When I blogged about Wal-Mart last week, I got some nice skepticism in the comments section regarding the suggestion that Wal-Mart is not a ravager of local businesses but could in some instances be a boon to them. For example, "Dan from CA" said, "I have experienced first hand when ever large corporations like Wal-Mart, Costco and Home Depot come into a neighborhood. It always has hurts the small business."
He's definitely expressing the conventional wisdom. And the idea that Wal-Mart, with its severely discounted prices, is a force that few small businesses can compete with makes intuitive sense. But it's often the case that our intuitions don't hold up against evidence.
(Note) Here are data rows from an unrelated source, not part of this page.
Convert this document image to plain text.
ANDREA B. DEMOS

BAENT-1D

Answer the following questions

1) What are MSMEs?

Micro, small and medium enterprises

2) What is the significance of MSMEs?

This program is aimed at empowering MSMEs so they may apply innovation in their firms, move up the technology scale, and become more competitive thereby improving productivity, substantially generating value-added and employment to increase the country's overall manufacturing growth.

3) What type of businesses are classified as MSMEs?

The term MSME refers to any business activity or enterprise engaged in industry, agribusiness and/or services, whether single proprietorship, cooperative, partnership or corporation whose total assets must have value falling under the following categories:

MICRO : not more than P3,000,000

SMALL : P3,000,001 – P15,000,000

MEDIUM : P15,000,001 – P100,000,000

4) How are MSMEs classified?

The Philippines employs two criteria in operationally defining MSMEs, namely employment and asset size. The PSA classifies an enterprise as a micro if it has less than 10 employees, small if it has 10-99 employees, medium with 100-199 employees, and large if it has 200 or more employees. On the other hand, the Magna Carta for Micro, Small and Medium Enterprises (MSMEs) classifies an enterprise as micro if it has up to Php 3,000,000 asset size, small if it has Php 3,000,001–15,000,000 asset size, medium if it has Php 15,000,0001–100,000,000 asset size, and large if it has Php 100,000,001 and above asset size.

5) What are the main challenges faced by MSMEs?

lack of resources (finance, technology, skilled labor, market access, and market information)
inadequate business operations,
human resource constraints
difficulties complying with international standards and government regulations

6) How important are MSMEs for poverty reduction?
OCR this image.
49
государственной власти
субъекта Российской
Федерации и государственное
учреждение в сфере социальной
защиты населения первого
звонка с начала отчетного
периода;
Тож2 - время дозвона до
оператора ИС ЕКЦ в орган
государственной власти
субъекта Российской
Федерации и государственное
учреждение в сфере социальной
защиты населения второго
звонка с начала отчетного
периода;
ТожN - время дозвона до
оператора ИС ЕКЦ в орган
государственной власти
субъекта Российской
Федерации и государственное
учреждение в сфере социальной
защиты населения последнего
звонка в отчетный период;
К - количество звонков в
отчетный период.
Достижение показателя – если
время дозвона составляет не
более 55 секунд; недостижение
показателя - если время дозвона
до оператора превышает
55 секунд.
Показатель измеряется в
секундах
That might be the case here. Russell Sobel and Andrea Dean of West Virginia University have recently released what they call "the first rigorous econometric investigation" of Wal-Mart and its influence on the small-business sector. They were unable to find any statistically significant impact on the size or profitability of the U.S. small-business sector by Wal-Mart. According to Sobel and Dean, any negative impact on small businesses that compete with Wal-Mart was outweighed by the entry of completely new small businesses into the economy.
This is just my conjecture, but if Sobel and Dean are correct, here's one reason that this could have happened: Wal-Mart's business model has not only made goods available at unprecedented low prices for its shoppers, but it also has had a downward effect on retail prices generally. That gives consumers more money to spend and, as a result, frees up resources that can be used by entrepreneurs to start businesses in completely different sections of the economy that do not compete with Wal-Mart.